A client signed with us at the end of February. Two outsourced SDRs in the Philippines, $4,200 a month combined including the dialer and the platform overhead, hitting about 850 dials a week between them and booking around 14 meetings a month. They asked us a direct question. Could we replace the human team with a voice AI and save money without tanking the pipeline?
We took the project on the condition that we would publish what happened, good or bad. This is what we have, two months in.
The setup
We built the agent on Retell AI with a Llama 3.3 70B prompt running through Groq for speed (the response latency is the difference between a call that feels human and one that feels robotic, and Groq is the only inference provider where we consistently land under 400ms first-token in production). The dialer was a Twilio integration we already had on the shelf. Lead list came from the client's existing Apollo seat, scoped to one ICP segment so we could measure cleanly.
The script went through four revisions before we shipped. Version one tried to do too much. The agent was supposed to qualify, handle objections, pitch the demo, and book. We had it doing all of that by week two and the booked-meeting rate was terrible. Version four narrowed the scope to qualify and book. If the prospect engaged, we routed them to a human in under three minutes via Slack ping plus a hot transfer to the client's AE. That change alone roughly doubled the booked-meeting conversion rate.
Compliance setup, in case it matters for your read: AI disclosure in the first ten seconds of every call (we tested it weekly), recording with consent only, do-not-call honored at the dialer layer, transcripts retained 90 days. The client is in B2B SaaS, not regulated, so the lift here was lighter than what we did for a healthcare engagement last year.
What week one looked like
We launched on a Tuesday. By Friday we had run 1,140 dials and the data looked weird.
Connect rate was 31 percent, which was actually higher than the human team's 24 percent baseline. We think this is partly because the agent dials on a tighter schedule than humans (no coffee breaks, no end-of-day fatigue), and partly because some prospects who would not pick up for an unknown human number were curious enough to answer once they realized something different was happening on the line.
Conversation length averaged 47 seconds. Of those, about 18 percent ended with a "not interested" before the agent could complete its qualification check. That is high, and it told us version one of the prompt was leading too hard with the pitch instead of opening with a relevant observation about the prospect's company. We rewrote the opening to reference one specific data point from the lead's LinkedIn profile or company page, which the agent fetched from a small enrichment step before each call. Hang-up rate dropped to 11 percent the next week.

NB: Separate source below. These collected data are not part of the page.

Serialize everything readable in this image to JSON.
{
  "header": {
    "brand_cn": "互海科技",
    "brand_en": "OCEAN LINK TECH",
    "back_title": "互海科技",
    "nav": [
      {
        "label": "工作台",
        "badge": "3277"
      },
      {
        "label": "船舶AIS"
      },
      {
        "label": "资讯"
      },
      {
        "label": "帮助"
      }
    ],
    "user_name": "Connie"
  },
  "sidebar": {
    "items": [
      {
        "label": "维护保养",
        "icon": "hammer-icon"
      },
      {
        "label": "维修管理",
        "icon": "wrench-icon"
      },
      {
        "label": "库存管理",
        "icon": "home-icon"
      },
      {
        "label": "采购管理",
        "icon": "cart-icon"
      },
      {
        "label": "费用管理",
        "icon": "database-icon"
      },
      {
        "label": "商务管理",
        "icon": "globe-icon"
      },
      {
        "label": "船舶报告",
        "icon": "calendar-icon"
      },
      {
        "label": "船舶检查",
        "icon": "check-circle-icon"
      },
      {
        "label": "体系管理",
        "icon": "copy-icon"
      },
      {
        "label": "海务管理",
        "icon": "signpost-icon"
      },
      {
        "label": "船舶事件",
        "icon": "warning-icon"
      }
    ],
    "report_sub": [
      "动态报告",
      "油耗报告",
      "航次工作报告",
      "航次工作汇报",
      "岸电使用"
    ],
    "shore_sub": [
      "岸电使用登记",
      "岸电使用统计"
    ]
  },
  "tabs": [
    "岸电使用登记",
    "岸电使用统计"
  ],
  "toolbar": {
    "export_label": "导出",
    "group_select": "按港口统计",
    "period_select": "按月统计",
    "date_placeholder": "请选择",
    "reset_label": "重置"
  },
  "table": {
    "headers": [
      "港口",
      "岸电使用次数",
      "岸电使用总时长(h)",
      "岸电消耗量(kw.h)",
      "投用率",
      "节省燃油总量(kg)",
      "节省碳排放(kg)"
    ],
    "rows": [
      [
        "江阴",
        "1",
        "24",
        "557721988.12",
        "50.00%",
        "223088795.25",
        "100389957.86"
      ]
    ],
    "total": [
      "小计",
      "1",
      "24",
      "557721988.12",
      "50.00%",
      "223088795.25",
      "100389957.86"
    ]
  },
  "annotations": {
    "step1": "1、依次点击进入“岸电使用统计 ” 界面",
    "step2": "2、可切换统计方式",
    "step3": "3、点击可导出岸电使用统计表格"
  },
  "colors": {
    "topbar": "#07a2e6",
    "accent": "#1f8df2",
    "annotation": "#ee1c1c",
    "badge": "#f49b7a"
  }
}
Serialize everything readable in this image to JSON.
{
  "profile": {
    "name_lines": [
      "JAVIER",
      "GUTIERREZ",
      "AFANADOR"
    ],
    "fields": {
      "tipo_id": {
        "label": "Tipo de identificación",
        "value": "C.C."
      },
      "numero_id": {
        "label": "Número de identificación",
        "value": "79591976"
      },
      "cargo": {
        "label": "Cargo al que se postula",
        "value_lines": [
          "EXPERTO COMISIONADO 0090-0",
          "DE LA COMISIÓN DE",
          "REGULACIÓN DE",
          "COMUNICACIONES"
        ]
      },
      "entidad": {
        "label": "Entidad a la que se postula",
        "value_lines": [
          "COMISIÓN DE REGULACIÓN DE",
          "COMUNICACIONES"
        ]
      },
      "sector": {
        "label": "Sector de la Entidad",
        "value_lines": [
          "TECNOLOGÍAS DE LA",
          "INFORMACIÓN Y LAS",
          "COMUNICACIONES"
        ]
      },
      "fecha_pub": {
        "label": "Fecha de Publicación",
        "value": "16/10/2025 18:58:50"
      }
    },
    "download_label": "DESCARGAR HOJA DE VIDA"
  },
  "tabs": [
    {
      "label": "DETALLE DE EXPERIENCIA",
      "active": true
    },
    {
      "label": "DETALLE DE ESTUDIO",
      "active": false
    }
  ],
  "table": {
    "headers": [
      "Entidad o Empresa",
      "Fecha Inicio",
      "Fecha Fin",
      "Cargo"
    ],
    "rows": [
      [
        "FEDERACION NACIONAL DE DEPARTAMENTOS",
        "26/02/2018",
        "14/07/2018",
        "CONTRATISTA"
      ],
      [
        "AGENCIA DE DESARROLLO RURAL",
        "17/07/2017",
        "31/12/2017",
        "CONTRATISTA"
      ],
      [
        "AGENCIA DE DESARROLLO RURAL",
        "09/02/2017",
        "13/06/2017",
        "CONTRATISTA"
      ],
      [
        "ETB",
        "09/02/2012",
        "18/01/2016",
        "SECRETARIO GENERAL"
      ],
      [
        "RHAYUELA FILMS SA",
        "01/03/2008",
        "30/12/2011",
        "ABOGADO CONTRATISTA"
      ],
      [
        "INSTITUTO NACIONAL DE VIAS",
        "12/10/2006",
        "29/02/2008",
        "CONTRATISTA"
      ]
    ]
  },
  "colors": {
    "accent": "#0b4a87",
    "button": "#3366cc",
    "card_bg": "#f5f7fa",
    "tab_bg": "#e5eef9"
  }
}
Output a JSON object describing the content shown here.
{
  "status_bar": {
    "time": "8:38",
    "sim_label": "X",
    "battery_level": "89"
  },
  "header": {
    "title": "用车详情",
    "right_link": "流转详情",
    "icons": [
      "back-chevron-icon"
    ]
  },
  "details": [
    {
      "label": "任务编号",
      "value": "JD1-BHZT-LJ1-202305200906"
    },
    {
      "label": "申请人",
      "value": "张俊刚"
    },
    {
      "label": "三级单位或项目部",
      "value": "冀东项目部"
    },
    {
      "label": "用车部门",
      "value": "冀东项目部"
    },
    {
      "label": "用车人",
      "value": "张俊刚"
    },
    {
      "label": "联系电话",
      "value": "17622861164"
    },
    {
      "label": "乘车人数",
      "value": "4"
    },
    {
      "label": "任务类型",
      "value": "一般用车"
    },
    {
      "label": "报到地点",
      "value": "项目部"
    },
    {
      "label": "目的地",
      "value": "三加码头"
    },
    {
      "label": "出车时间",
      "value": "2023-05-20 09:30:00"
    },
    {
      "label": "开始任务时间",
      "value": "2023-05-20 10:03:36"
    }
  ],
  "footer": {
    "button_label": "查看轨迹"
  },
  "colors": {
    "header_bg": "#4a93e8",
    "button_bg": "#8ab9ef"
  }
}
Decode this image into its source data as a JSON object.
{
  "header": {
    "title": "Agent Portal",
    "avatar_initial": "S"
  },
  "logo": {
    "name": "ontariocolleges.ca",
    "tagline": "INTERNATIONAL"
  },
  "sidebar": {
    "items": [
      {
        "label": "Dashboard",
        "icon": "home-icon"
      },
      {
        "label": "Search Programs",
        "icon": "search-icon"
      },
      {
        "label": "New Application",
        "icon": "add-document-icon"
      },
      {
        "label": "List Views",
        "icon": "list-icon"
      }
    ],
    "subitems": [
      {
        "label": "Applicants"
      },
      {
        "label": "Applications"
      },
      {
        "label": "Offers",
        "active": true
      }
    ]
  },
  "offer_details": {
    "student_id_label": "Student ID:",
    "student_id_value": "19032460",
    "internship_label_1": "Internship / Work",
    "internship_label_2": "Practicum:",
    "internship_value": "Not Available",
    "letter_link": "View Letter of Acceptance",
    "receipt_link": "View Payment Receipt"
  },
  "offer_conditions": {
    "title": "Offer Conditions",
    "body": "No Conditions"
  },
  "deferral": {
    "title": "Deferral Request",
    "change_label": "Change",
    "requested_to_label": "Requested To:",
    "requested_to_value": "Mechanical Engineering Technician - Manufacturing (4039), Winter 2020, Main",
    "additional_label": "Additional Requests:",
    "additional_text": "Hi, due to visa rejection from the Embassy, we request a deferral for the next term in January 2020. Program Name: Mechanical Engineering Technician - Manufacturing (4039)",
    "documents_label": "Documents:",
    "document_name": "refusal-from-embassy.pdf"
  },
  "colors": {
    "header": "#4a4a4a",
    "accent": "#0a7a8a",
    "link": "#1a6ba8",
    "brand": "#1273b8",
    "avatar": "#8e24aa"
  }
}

Booked meetings in week one: three. Two of them showed up. One of those two became a closed deal six weeks later. Not a stellar week one but not a disaster either.
The cost math
Here is the actual line item, monthly, after eight weeks of running:
Retell AI subscription plus call minutes: $720
Groq inference for 13,400 calls (the agent uses about 3,200 tokens per call on average): $382
Twilio dialer minutes and number rentals: $290
Apollo data and enrichment hits: $480
Our managed-service fee: $2,800
Total: $4,672 a month.
That is slightly more than the $4,200 the client was paying for two human SDRs. We were upfront about that going in. The math that actually mattered was per-dial cost ($0.40 versus $9.50) and per-meeting cost. The agent booked 27 meetings in month one and 31 in month two. The human team had been booking 14 a month. So the cost per booked meeting dropped from roughly $300 to roughly $151. Pipeline coverage almost doubled. The client wrote about that yesterday on their internal Slack and forwarded it to us.
The broader industry numbers we have seen quoted in 2026 reports (3 to 5 times more conversations per rep, 40 to 60 percent reductions in cost per qualified lead) are roughly in line with what we measured, which surprised us slightly. Our default assumption with vendor-published numbers is that they are picked from the high end of the distribution.
What we got wrong
Three things, in order of how much they hurt.
We underestimated how much the human hand-off mattered. The first version of the workflow let the agent attempt to book a meeting directly using the calendar tool. That worked technically. It also produced a 40 percent meeting no-show rate. When we changed it so the agent qualified and then routed to a live human within three minutes if the prospect was warm, no-shows dropped to 18 percent. The lesson is that prospects who agree to a meeting with an AI feel less bound to actually attend than prospects who confirm a meeting with a human voice in real time. We did not see that coming.
We tried to skip the dialer layer. Early on we let the agent place outbound calls directly through Retell's native dialing without going through our Twilio dialer. It was simpler to set up. It also meant we lost some of the call-quality controls and the unified do-not-call list management that the dialer gives you. We moved back to dialer-fronted calling in week three.
We did not budget enough for prompt iteration. We had four prompt revisions in eight weeks, and each one took about six hours of QA work to test against the prior week's call recordings. That is real time, and we had not scoped it properly. Going forward we are quoting voice-AI builds with explicit prompt-iteration hours baked in.
What we would skip if we did it again
We would skip trying to make the agent handle nuanced objection handling. Objections about pricing, fit, and timing are still humans-only territory in our current opinion. The agent's job is to find the prospects who are warm enough to want to talk to a human, fast. That is it.
We would also skip the "let the AI do the whole call" benchmark. There is a press cycle around fully autonomous voice agents closing meetings and even sometimes closing deals. We have not seen this work reliably in B2B yet, and we have tested it on three engagements now. The math gets dramatically better when AI handles volume and humans handle depth. We are not the first to say this. We think it will keep being true through this year and probably next.
The client renewed for six months last week. We are about to add a second segment to the agent's scope and start an A/B test against the same prompt running on a different model. If you want to see the numbers when we have them, the next post will probably be in July.